Volle Tassen

/ Haimo L. Handl

Zhuangzi, oder, in älterer deutscher Schreibweise Tschang-Tse (um 365 – 290 v.Chr.), wird unter anderem gerühmt für seine Einsichten in die Bedeutung der rechten Sprache bzw. des rechten Redens für das Volk bzw. den Staat. In der deutschsprachigen Tradition der Sprachkritik kann man eine Linie ziehen von seinen grundlegenden Gedanken über Carl Gustav Jochmanns (1789-1830) Einsichten, radikalen Kritiken und Forderungen bis zur beißenden Sprachkritik des Karl Kraus (1874-1936). Die Sprachauffassung dieser drei exemplarischen Stimmen sieht die unbedingten Verbindungen und Zusammenhänge von Gesellschaft und Sprache in einer Weise, die höchst politisch, ja aufklärerisch ist. Kein Wunder, dass sie zwar nicht vergessen wurden, aber doch nicht allgemein, also gesellschaftlich, beachtet oder weiterentwickelt werden.

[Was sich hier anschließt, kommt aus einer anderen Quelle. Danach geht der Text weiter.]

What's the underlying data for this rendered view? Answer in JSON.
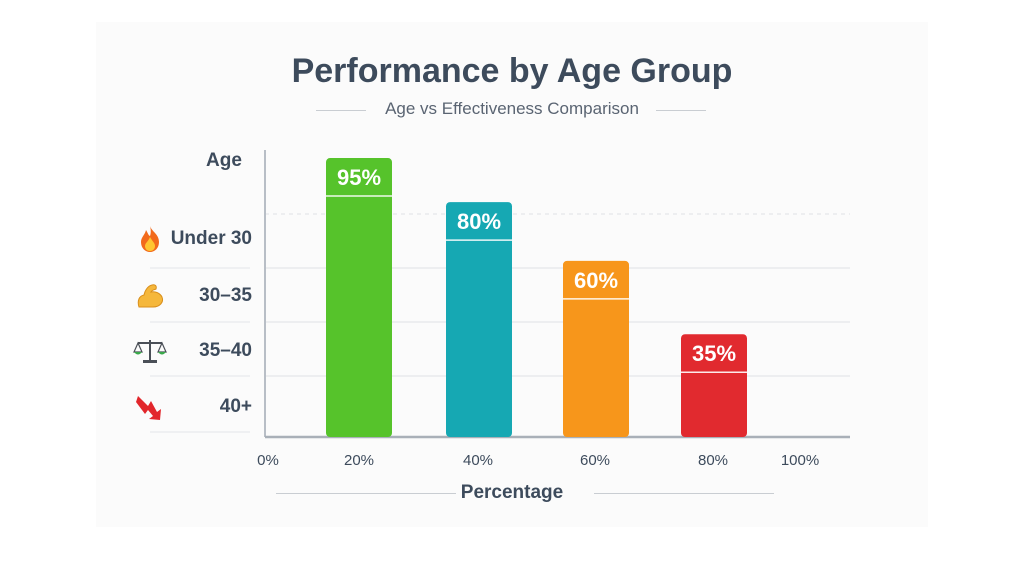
{
  "chart_data": {
    "type": "bar",
    "title": "Performance by Age Group",
    "subtitle": "Age vs Effectiveness Comparison",
    "ylabel": "Age",
    "xlabel": "Percentage",
    "categories": [
      "Under 30",
      "30–35",
      "35–40",
      "40+"
    ],
    "category_icons": [
      "fire-icon",
      "flexed-biceps-icon",
      "balance-scale-icon",
      "down-arrow-icon"
    ],
    "values": [
      95,
      80,
      60,
      35
    ],
    "value_labels": [
      "95%",
      "80%",
      "60%",
      "35%"
    ],
    "value_suffix": "%",
    "x_ticks": [
      "0%",
      "20%",
      "40%",
      "60%",
      "80%",
      "100%"
    ],
    "ylim": [
      0,
      100
    ],
    "grid": true,
    "colors": [
      "#56c32b",
      "#16a8b3",
      "#f7961b",
      "#e12a2f"
    ]
  }
}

Sprache hat man nicht einfach, sondern muss sie erlernen. Sprache ist gebildet und wird gebildet, man erwirbt sie. Hier drängt sich die Kardinalfrage auf: entwickelt sich die Sprache nach den gesellschaftlichen Bedingungen (Freiheit, Handlungsräume, Werte) oder beeinflusst die Sprache über ihre Begriffe das konkrete Sein, die Praxis der Gesellschaft? Das alte Problem von Unter- und Überbau, von Materialismus und Idealismus.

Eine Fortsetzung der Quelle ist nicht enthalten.